Q: Are there three $\mathbb{Z}^2$ vectors independent over $\mathbb{Z}$ ?
Context: This problem arise naturally when I'm characterizing possible sub-"latice" in $\mathbb{Z}^2$. Formally let $S$ be a set of points ("lattice points") with integer coordinates, and a set of vectors $V = \{ v_1, v_2, …\} \subseteq \mathbb{Z}^2$ so that for all $p \in S$ and $v \in V$, $$p \pm v \in S.$$ i.e., is also a lattice point.
We can make a hexagon-like lattice by choosing $(v_1, v_2, v_3) = ((2, 1), (2, -1), (0, 2))$. Notice, then, $v_1 – v_2 = v_3$, so $v_3$ is redundant in $V$– so we can remove $v_3$ while keeping the set $S$. So we ask: is the third vector always redundant, in the sense that
$$ cv_3 = av_1+bv_2, a,b,c \in \mathbb{Z} \implies a=b=c=0?$$
A quick search of "L.I. over $\mathbb{Z}$" reveals that in $\mathbb{Z}^n$, linear independence over $\mathbb{Z}$ is equivalent to $\mathbb{R}$. This overkills the question: if there were 3 independent vectors over $\mathbb{Z}$, then they are too in $\mathbb{R}$, a contradiction.

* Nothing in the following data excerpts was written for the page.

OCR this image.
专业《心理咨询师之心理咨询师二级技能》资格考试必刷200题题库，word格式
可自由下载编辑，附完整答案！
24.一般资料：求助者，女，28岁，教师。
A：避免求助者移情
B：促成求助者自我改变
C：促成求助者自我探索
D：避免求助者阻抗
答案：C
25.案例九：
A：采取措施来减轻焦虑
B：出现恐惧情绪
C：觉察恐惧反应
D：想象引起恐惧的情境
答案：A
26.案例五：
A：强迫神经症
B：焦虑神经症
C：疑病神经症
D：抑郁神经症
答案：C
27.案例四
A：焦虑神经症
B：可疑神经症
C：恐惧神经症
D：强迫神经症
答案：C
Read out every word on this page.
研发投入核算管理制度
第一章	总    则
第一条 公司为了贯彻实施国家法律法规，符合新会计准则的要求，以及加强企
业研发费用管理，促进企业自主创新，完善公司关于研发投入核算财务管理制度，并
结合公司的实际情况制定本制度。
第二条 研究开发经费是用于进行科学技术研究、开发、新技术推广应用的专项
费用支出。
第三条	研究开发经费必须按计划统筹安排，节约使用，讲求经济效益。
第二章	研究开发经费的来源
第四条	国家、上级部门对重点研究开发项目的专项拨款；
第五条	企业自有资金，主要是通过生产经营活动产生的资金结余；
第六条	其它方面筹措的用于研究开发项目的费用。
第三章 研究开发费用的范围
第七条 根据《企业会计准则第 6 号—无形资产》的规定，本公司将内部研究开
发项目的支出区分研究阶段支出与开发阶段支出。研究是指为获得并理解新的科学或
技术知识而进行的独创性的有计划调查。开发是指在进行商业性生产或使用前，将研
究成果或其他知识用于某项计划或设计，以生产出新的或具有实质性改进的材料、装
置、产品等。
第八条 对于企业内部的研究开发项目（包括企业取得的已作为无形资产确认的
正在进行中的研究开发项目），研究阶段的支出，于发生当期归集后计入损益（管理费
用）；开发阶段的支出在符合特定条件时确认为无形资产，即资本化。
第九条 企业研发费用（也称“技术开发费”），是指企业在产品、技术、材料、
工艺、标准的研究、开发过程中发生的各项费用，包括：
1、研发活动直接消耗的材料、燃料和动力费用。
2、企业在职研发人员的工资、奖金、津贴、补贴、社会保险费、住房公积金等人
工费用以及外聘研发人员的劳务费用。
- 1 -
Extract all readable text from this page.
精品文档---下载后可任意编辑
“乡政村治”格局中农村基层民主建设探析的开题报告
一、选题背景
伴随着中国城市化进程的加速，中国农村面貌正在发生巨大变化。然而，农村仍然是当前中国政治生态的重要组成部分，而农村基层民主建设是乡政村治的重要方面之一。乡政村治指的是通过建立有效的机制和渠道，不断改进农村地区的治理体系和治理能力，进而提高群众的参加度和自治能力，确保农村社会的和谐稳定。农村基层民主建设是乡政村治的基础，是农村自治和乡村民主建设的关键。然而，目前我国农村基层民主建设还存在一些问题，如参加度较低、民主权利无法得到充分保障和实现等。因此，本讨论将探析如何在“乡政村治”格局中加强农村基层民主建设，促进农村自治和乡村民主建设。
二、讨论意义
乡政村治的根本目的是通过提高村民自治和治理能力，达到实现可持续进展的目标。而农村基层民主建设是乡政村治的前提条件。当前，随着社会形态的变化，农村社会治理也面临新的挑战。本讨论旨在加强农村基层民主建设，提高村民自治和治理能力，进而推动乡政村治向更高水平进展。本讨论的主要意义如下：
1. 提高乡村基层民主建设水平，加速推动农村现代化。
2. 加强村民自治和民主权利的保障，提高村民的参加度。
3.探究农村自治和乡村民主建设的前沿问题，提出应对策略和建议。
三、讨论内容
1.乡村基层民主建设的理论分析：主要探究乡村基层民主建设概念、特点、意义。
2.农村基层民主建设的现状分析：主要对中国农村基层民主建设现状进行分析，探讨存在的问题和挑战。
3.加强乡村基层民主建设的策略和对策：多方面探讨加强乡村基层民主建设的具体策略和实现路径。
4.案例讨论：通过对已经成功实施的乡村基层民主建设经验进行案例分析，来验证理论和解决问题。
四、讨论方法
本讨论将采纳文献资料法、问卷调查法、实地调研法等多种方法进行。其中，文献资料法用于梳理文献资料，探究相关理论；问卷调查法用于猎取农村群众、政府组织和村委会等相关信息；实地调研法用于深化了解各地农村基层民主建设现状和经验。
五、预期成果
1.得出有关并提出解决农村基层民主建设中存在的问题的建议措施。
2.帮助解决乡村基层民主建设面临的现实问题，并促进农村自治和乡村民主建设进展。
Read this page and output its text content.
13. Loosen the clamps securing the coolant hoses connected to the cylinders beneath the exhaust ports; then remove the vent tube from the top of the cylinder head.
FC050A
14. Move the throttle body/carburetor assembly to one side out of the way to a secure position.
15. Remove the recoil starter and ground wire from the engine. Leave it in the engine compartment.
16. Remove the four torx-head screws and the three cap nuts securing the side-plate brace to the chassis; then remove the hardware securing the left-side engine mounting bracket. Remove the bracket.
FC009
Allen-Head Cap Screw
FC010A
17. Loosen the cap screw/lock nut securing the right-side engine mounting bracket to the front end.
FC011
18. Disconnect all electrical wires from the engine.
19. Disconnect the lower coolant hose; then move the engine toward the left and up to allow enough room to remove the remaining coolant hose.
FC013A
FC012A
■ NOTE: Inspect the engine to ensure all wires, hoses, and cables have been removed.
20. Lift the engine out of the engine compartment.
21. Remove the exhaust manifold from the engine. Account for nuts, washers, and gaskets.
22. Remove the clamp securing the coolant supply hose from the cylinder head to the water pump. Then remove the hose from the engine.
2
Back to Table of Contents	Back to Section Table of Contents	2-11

However, the prove involves using the basis of $\mathbb{R}$ over $\mathbb{Q}$ to deal with the real coefficients, which is a implication of Axiom of Choice. Since my question is simple enough, I would like to see if there is a proof without AoC.
Q: Is the negation of "there exists three $\mathbb{Z}^2$ vectors independent over $\mathbb{Z}$" provable without AoC?
Best Answer
Any three elements in $\mathbb{Z}^2$ are also three vectors in $\mathbb{Q}^2$. But $\mathbb{Q}^2$ has dimension $2$ as a $\mathbb{Q}$-vector space (no need for the Axiom of Choice, as $\mathbb{Q}^2$ has an explicit finite generating set over $\mathbb{Q}$).
That means that if $(a_1,b_1)$, $(a_2,b_2)$, and $(a_3,b_3)$ are in $\mathbb{Z}^2$, then there exist rational numbers $\frac{r_1}{s_1}$, $\frac{r_2}{s_2}$, $\frac{r_3}{s_3}$, not all zero, $s_i\neq 0$, such that $$\frac{r_1}{s_1}(a_1,b_1) + \frac{r_2}{s_2}(a_2,b_2) + \frac{r_3}{s_3}(a_3,b_3) = (0,0).$$ Multiplying through by the nonzero element $s_1s_2s_3$, we obtain a $\mathbb{Z}$-linear combination equal to $(0,0)$. Since $s_1s_2s_3\neq 0$ and not all of $r_1$, $r_2$, and $r_3$ are zero, at least one of the coefficients in $$r_1s_2s_3(a_1,b_1) + r_2s_1s_3(a_2,b_2) + r_3s_1s_2(a_3,b_3) = (0,0)$$ is nonzero, proving that the three elements are $\mathbb{Z}$-linearly dependent.